Thanks for the article AskBasil - it certainly struck a nerve with me!
Steve, I'm afraid I'm going to have to make you wince because I do have a DH who doesn't really participate in housework at all. There are some cultural factors here, but mainly it's the fact he travels a lot with work (on average 2 night a week, but often longer stints) and his work pattern is pretty relentless so that there's not really a regularity to when he's actually home. We've 4 DC and I'm a SAHM, so I'm the one who knows where things are up to. He's not in the rhythm of housework on s day-to-day basis if you see what I mean - therefore, he's not in the mindset of it either.
It's interesting that the article mentions that the jobs men seem to do are the finite or more "physical" ones - eg. mowing the lawn, the bins. DH will always take the bin bags off me, but would never join in with any ongoing cooking or cleaning task, even if he sees me doing it. Yet when disaster strikes, like the basement flooding with sewage, he will assume that he will deal with that. His jobs are things that can be fixed and finished.

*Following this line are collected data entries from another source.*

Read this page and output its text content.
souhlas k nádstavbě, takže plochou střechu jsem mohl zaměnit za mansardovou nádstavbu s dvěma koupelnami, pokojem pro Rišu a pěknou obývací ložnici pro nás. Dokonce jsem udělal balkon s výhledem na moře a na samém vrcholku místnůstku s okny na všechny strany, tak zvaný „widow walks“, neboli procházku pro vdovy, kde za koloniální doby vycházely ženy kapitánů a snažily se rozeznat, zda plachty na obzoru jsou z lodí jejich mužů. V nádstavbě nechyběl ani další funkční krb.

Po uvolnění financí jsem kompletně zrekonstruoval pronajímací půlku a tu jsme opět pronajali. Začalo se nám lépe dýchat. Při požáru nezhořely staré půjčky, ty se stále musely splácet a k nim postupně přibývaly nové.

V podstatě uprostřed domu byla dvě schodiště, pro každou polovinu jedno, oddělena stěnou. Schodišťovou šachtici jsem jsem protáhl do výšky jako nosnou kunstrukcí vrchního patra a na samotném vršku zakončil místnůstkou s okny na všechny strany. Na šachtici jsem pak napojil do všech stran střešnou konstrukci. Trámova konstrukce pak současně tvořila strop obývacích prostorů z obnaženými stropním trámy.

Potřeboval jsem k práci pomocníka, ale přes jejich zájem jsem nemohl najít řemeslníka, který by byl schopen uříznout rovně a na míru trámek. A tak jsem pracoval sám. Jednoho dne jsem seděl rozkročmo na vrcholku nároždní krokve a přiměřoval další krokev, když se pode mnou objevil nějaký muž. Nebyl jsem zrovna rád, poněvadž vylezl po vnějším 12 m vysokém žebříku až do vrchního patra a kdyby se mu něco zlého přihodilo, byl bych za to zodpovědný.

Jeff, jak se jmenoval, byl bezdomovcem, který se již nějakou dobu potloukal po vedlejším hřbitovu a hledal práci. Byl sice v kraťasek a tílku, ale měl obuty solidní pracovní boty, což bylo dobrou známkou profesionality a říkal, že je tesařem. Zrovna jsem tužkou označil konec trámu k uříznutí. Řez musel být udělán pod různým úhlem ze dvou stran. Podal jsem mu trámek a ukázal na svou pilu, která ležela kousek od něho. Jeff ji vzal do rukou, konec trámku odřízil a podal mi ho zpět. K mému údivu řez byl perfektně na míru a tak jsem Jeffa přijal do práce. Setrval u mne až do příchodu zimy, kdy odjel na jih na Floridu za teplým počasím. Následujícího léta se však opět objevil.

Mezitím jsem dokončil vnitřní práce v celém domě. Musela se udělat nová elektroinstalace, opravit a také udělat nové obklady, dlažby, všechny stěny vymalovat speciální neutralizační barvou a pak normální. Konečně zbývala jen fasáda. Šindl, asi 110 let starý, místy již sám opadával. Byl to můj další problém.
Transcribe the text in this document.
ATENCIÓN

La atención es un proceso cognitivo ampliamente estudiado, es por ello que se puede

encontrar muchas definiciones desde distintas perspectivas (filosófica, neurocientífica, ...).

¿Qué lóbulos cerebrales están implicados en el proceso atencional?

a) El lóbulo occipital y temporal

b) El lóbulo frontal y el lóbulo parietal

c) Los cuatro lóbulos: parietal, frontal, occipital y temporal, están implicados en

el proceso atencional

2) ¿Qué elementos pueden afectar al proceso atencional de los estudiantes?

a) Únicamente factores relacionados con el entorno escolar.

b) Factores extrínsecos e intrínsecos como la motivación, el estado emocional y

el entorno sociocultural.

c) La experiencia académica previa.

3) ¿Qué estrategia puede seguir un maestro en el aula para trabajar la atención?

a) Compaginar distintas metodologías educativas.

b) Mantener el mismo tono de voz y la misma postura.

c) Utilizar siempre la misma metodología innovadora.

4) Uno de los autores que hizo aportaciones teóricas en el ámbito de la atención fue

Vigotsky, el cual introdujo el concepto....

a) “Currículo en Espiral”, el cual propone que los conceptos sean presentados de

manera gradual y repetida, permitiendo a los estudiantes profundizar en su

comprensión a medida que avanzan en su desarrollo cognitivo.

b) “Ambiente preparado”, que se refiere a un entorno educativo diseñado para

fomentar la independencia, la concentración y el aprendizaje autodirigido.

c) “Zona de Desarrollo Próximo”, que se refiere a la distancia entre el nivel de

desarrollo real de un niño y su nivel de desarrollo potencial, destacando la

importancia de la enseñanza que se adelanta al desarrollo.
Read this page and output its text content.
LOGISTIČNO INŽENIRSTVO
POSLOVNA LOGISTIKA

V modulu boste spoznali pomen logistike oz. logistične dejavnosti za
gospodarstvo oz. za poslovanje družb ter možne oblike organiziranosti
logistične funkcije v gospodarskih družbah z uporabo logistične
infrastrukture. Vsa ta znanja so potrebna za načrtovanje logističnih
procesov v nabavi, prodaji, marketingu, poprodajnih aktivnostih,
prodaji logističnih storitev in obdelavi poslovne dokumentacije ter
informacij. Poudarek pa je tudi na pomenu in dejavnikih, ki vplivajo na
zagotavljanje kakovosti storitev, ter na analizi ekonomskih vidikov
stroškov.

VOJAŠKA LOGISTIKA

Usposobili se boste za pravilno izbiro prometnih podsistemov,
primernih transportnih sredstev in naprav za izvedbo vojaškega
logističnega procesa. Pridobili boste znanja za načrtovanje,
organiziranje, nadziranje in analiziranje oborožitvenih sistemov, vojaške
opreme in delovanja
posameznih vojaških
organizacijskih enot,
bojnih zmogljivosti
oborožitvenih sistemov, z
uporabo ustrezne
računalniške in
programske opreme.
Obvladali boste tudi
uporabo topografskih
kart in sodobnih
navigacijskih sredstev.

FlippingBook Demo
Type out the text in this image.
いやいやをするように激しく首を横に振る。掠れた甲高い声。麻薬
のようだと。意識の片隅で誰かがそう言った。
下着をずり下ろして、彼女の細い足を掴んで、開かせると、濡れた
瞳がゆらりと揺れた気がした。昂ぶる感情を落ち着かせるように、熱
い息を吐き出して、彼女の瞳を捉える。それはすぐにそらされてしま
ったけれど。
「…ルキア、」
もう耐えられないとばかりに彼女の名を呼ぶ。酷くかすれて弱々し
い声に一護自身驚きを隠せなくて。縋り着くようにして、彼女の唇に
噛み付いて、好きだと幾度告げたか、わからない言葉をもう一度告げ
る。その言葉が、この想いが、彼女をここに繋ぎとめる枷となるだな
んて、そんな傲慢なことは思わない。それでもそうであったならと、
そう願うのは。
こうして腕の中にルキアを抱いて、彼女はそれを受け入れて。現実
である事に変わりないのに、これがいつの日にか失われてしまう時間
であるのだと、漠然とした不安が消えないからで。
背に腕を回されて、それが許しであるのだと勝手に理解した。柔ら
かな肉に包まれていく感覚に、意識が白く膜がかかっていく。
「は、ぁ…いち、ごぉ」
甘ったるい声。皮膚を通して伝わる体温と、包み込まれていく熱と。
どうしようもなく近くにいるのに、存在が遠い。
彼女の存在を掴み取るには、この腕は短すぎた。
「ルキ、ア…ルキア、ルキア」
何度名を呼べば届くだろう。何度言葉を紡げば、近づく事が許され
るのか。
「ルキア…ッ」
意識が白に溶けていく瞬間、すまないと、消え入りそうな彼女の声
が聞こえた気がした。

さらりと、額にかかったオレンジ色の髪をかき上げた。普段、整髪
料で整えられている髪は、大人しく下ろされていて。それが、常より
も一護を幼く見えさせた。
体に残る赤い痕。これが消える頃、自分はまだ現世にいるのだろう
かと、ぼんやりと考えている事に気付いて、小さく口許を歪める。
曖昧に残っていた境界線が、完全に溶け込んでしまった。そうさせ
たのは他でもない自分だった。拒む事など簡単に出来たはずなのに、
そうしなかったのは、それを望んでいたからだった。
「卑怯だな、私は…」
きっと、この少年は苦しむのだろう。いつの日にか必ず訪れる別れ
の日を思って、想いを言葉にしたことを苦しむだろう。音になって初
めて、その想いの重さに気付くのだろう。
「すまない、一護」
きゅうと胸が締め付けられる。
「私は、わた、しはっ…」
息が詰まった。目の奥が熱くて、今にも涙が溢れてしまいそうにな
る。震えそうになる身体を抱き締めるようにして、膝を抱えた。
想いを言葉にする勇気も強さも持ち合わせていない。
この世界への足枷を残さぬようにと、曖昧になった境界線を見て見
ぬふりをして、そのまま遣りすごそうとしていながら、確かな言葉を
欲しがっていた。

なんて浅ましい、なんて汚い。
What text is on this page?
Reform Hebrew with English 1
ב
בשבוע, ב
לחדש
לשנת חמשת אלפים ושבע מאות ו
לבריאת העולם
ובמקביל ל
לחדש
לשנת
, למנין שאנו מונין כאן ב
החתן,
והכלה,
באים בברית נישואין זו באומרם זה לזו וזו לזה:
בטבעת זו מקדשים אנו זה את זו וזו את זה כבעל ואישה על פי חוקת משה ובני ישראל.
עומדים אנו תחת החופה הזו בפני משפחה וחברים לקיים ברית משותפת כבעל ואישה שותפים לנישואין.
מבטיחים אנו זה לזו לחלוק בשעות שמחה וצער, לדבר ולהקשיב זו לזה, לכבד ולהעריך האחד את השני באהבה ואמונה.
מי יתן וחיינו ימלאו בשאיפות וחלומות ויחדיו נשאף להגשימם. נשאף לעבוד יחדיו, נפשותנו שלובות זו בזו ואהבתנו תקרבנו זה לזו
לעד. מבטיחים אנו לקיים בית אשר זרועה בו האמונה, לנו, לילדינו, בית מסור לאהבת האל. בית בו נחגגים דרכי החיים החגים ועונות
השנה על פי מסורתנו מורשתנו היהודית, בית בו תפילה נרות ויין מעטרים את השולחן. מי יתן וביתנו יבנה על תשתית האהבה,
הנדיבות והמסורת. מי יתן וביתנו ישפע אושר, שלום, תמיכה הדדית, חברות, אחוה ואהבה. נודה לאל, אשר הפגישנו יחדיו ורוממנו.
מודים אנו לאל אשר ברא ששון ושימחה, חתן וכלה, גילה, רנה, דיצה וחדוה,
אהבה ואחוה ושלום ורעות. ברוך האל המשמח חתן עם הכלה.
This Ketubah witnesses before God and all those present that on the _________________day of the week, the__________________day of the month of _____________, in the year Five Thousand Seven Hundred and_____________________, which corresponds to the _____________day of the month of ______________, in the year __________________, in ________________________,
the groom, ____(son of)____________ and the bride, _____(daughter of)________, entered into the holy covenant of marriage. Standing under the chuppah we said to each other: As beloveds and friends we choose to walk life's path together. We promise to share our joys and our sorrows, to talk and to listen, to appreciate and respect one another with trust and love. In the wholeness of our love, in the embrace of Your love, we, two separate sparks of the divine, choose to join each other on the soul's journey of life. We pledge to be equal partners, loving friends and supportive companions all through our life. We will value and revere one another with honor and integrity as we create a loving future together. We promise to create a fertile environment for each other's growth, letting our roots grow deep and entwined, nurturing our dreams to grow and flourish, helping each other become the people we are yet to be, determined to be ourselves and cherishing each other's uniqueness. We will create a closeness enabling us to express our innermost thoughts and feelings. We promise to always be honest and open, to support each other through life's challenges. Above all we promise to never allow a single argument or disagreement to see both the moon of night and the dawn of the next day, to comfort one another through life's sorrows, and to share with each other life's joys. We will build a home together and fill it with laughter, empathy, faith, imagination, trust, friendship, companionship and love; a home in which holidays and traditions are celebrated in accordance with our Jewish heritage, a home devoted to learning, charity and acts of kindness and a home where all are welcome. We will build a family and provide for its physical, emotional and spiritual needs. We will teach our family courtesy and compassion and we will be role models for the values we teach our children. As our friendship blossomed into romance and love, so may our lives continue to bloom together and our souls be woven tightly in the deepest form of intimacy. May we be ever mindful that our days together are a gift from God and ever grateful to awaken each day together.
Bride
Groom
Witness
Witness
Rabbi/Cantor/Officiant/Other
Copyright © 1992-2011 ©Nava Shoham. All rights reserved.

I'm 39 and he's 42. I feel like I can't complain that he does no housework because his stock response will be that I should just get a cleaner in more often. Also I'm obviously aware that he works extremely hard in a different way. He is certainly not lazy - in fact, he's probably the least lazy person I know! It's more that he seems to have no sense that cleaning / tidying isn't just something that you do and then it's done. As the article says, the nature of most housework is incessant. I don't want to be giving him jobs, but just for him to be in the mindset to "join in" a bit more when he's home - eg. help me clear the plates off the table simply because that's obviously what I'm doing at that given moment.
He comes from a background where gender roles were very rigid (as do I) and I do worry about the model we are passing on to our DC (I don't think DH would be concerned about this though
). I know I need to make some changes and I am trying. It's so easy to say, "Oh just tell him to do this or that", but the reality is that this kind of situation is often far more complex and intransigent than that.